Mpu Prapanca dalam Kitab Negarakertagama mendeskripsikankeberadaan Majapahit baik dari struktur pemerintahan, kehidupan sosial, hukum, tata negara, luas wilayah yang dilaporkan dalam bait-bait sastra sebanyak 98 pupuh yang menceritakan sebuah periode pemerintahan Kertanegara (1359) dan Rajasanegara (1365). Menurut Prof. DR. Slamet Mulyana, “Pupuh 8 sampai 12 menguraikan seluk beluk istana Majapahit dari keindahannya sampai sampai para punggawa dan pegawai kerajaan. Secara terperinci sang pujangga menyajikan uraiannya tentang istana Majapahit. Tembok batu merah, tebal lagi tinggi, mengitari istana. Pintunya di sebelah barat menghadap ke lapangan luas yang di kelilingi parit. Halamannya ditanami pohon brahmastana, berjajar-jajar memanjang, bermacam-macam bentuknya. Di situlah tempat para tanda berjaga secara nergilir, meronda, mengawasi paseban. Di sebelahh utara, gapuranya indah permai, berpintu besi penuh ukiran. Di sisi timur pintu adalah panggung luhur, lantainya berlapis batu putih, berkilauan. Alun-alunnyamembujur dari utara ke selatan, berpagar rumah berimpit-impit memanjang indah”(Tafsir Sejarah Negarakertagama, 2006:4-5).

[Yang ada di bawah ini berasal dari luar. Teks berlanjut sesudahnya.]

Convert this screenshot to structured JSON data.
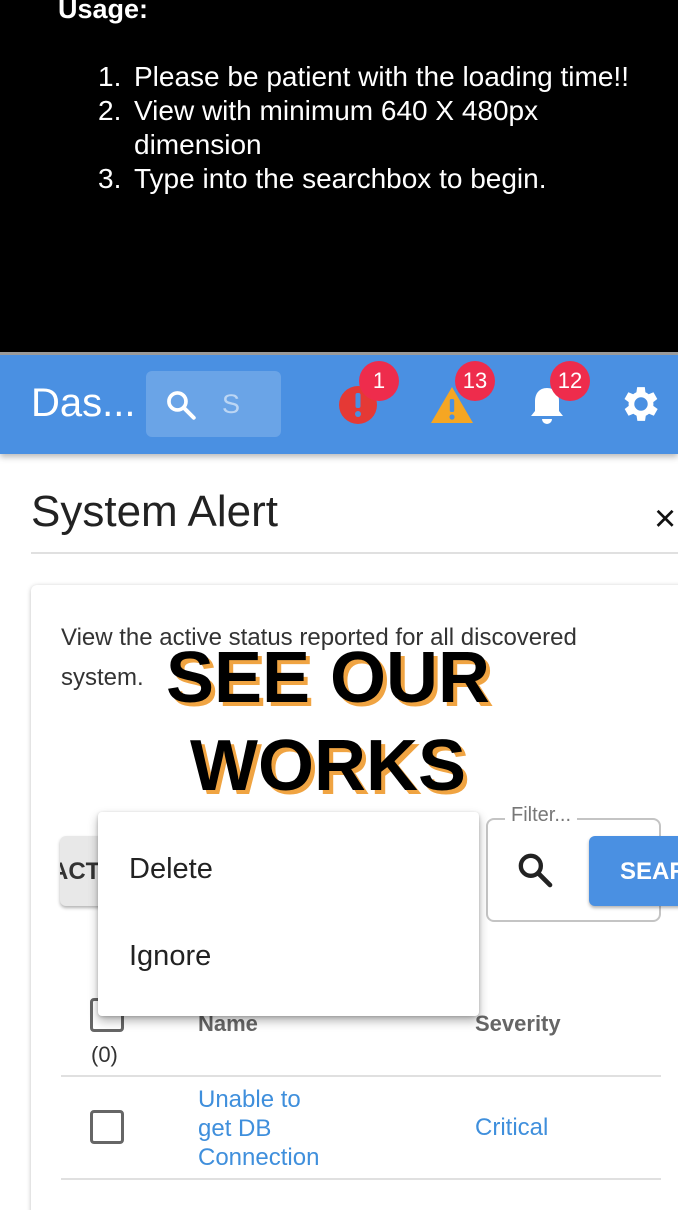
{
  "usage": {
    "title": "Usage:",
    "items": [
      {
        "num": "1.",
        "text": "Please be patient with the loading time!!"
      },
      {
        "num": "2.",
        "text": "View with minimum 640 X 480px dimension"
      },
      {
        "num": "3.",
        "text": "Type into the searchbox to begin."
      }
    ]
  },
  "appbar": {
    "title": "Das...",
    "search_placeholder": "S",
    "badges": {
      "errors": "1",
      "warnings": "13",
      "notifications": "12"
    },
    "colors": {
      "bar": "#4a90e2",
      "badge": "#ee2c4c",
      "error_icon": "#e53935",
      "warning_icon": "#f5a623"
    }
  },
  "dialog": {
    "title": "System Alert",
    "close": "×",
    "description": "View the active status reported for all discovered system.",
    "overlay": {
      "line1": "SEE OUR",
      "line2": "WORKS"
    },
    "actions_label": "ACTIONS",
    "filter_label": "Filter...",
    "search_label": "SEARCH",
    "menu": [
      "Delete",
      "Ignore"
    ],
    "table": {
      "selected_count": "(0)",
      "headers": {
        "name": "Name",
        "severity": "Severity"
      },
      "rows": [
        {
          "name_lines": [
            "Unable to",
            "get DB",
            "Connection"
          ],
          "severity": "Critical"
        }
      ]
    }
  }
}
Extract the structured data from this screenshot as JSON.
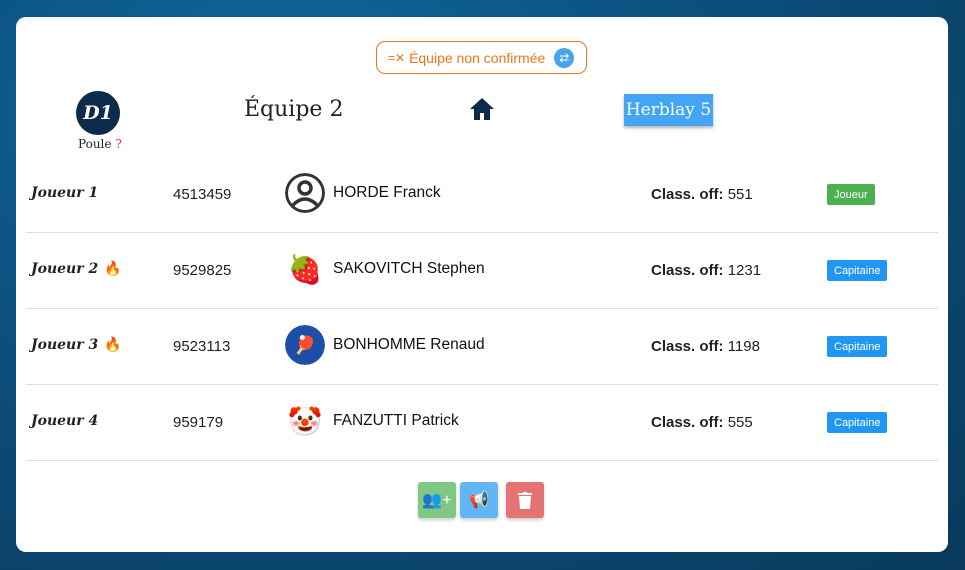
{
  "status": {
    "label": "Équipe non confirmée",
    "icon": "unconfirmed-icon",
    "action_icon": "swap-icon"
  },
  "division": {
    "label": "D1",
    "poule_label": "Poule",
    "poule_value": "?"
  },
  "team": {
    "name": "Équipe 2"
  },
  "location": {
    "icon": "home-icon"
  },
  "opponent": {
    "name": "Herblay 5"
  },
  "players": [
    {
      "label": "Joueur 1",
      "license": "4513459",
      "name": "HORDE Franck",
      "class_label": "Class. off:",
      "points": "551",
      "role": "Joueur",
      "role_color": "#4caf50",
      "flame": false,
      "avatar": "default-avatar"
    },
    {
      "label": "Joueur 2",
      "license": "9529825",
      "name": "SAKOVITCH Stephen",
      "class_label": "Class. off:",
      "points": "1231",
      "role": "Capitaine",
      "role_color": "#2196f3",
      "flame": true,
      "avatar": "strawberry"
    },
    {
      "label": "Joueur 3",
      "license": "9523113",
      "name": "BONHOMME Renaud",
      "class_label": "Class. off:",
      "points": "1198",
      "role": "Capitaine",
      "role_color": "#2196f3",
      "flame": true,
      "avatar": "ping-pong-badge"
    },
    {
      "label": "Joueur 4",
      "license": "959179",
      "name": "FANZUTTI Patrick",
      "class_label": "Class. off:",
      "points": "555",
      "role": "Capitaine",
      "role_color": "#2196f3",
      "flame": false,
      "avatar": "clown"
    }
  ],
  "actions": [
    {
      "name": "add-player-button",
      "icon": "user-plus-icon",
      "color": "#81c784"
    },
    {
      "name": "notify-button",
      "icon": "megaphone-icon",
      "color": "#64b5f6"
    },
    {
      "name": "delete-button",
      "icon": "trash-icon",
      "color": "#e57373"
    }
  ]
}
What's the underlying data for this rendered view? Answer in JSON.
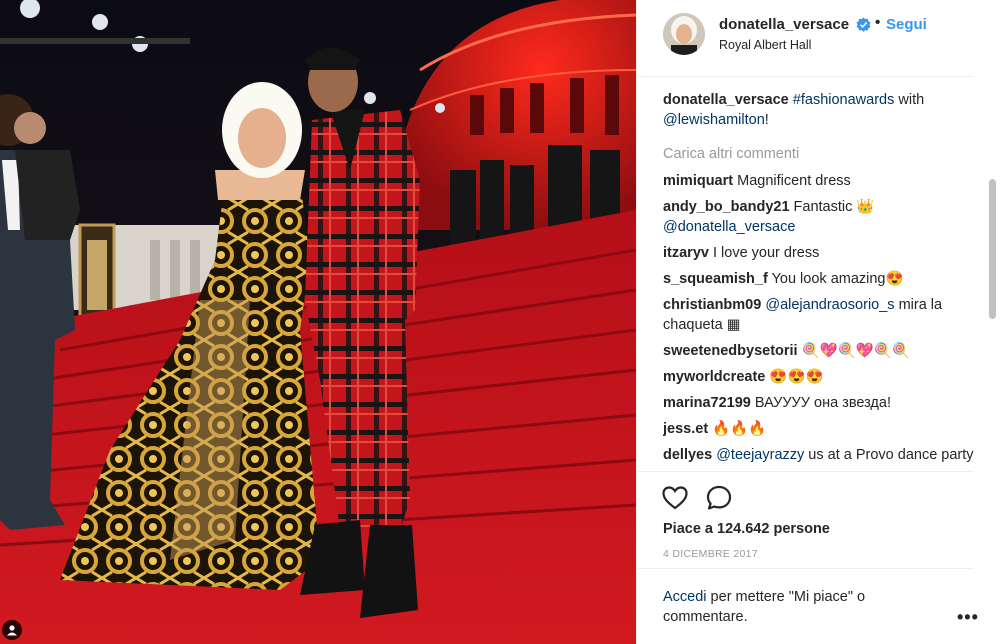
{
  "header": {
    "username": "donatella_versace",
    "follow_label": "Segui",
    "location": "Royal Albert Hall",
    "dot": "•"
  },
  "caption": {
    "username": "donatella_versace",
    "hashtag": "#fashionawards",
    "text_mid": " with ",
    "mention": "@lewishamilton",
    "text_end": "!"
  },
  "load_more": "Carica altri commenti",
  "comments": [
    {
      "user": "mimiquart",
      "pre": "Magnificent dress",
      "mention": "",
      "post": ""
    },
    {
      "user": "andy_bo_bandy21",
      "pre": "Fantastic 👑",
      "mention": "@donatella_versace",
      "post": ""
    },
    {
      "user": "itzaryv",
      "pre": "I love your dress",
      "mention": "",
      "post": ""
    },
    {
      "user": "s_squeamish_f",
      "pre": "You look amazing😍",
      "mention": "",
      "post": ""
    },
    {
      "user": "christianbm09",
      "pre": "",
      "mention": "@alejandraosorio_s",
      "post": " mira la chaqueta ▦"
    },
    {
      "user": "sweetenedbysetorii",
      "pre": "🍭💖🍭💖🍭🍭",
      "mention": "",
      "post": ""
    },
    {
      "user": "myworldcreate",
      "pre": "😍😍😍",
      "mention": "",
      "post": ""
    },
    {
      "user": "marina72199",
      "pre": "ВАУУУУ она звезда!",
      "mention": "",
      "post": ""
    },
    {
      "user": "jess.et",
      "pre": "🔥🔥🔥",
      "mention": "",
      "post": ""
    },
    {
      "user": "dellyes",
      "pre": "",
      "mention": "@teejayrazzy",
      "post": " us at a Provo dance party"
    }
  ],
  "likes": "Piace a 124.642 persone",
  "date": "4 DICEMBRE 2017",
  "login": {
    "link": "Accedi",
    "text": " per mettere \"Mi piace\" o commentare."
  },
  "more_label": "•••",
  "icons": {
    "heart": "heart-icon",
    "comment": "comment-icon",
    "verified": "verified-badge-icon",
    "user_tag": "user-tag-icon"
  },
  "colors": {
    "link_blue": "#3897f0",
    "mention_blue": "#003569",
    "muted": "#999999",
    "carpet_red": "#c0131b"
  }
}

Bukan hanya di era Majapahit, bahkan era Mataram saat kolonialisme Belanda berkuasa, dilaporkan perihal kebiasaan masyarakat yang hendak mengadukan persoalannya pada sang raja dan meminta keadilan akan duduk bersila seharian di sana dengan menggunakan tutup kepala putih dan pakaian putih. Tata cara ini disebut dengan “pepe”. Jika raja melihat keberadaan orang tersebut maka raja akan memerintahkan untuk membawa orang tersebut menghadap dan mengadukan persoalannya secara langsung. Dalam bukunya, Atmakusumah mengatakan, “Adanya cara ber-pepe ini menunjukkan bahwa pada zaman dulu sudah ada forum untuk memperjuangkan hak asasi manusia sehingga jelas itu bukan barang baru atau barang yang diimpor dari negara lain” (Tahta Untuk Rakyat: Celah-celah Kehidupan Sultan Hamengku Buwono IX , 2011:122).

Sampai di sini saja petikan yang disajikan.